Plasticizer, softener and tackifier (Tackfier):
Plasticity, softeners and tackifiers are used to help the compound to mix, change its viscosity, enhance the viscosity of the ingredients, improve the flexibility of the product at low temperatures, or replace some of the rubber without too much impact on physical properties. In general, these types of additives can be used as processing aids or extenders.
Color Pigment :
Colorants are used in non-carbon soot formulations to provide a specific color. Generally used color materials can be classified into organic and inorganic materials. Inorganic metals include iron oxide, chromium oxide, titanium dioxide (titanium dioxide), cadmium sulfide, cadmium selenide, barium sulfide, mercury sulfide, lithopone and military blue.

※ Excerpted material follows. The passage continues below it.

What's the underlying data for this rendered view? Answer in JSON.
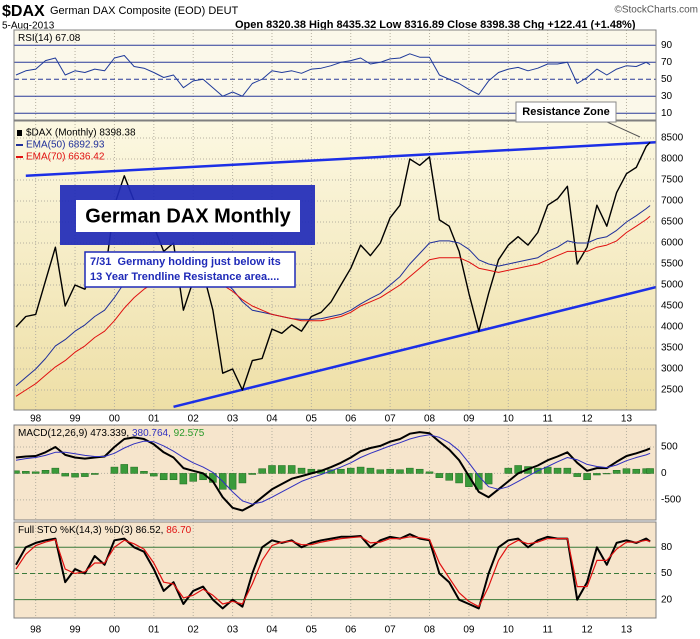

Organic pigments are much more expensive than inorganic pigments. However, its use is better, the hue is bright and the specific gravity is very low. Moreover, the color change of the organic colorant is more than that of the inorganic color material. However, most organic pigments are unstable to steam, light, acid or alkali and sometimes migrate to the surface of the product.
Special purpose materials:
Special-purpose materials are ingredients that are not often used in water, such as foaming agents, flavoring agents, adhesion aids, flame retardants, mildew inhibitors, and ultraviolet absorbers.
Recipe design program:
Almost all new formulations have been modified from existing formulations. At present, few people have tried to design a completely new formula because it is not needed practically. In order for the formula to be effective, the formulator should try to use all kinds of technical data that are intrinsic or extrinsic, then organize and analyze it according to the needs, and use the personal imagination and creativity to design the formula. The following steps can be used as a reference for formulation design.
1. Determine the physical properties and costs of the target.
2. Select the applicable raw material glue.
3. Develop test data for existing similar ingredients.
4. Refer to the technical information on the various types of materials.
5. Set the initial recipe.
6. Try a small sample to test if the physical properties are consistent with the target.
7. Estimate the cost of the materials used as a reference for further evaluation.
8. Evaluate the workability of this ingredient on site.
9. Trial the target with this formula.
10. Test whether the physical properties can meet the specifications.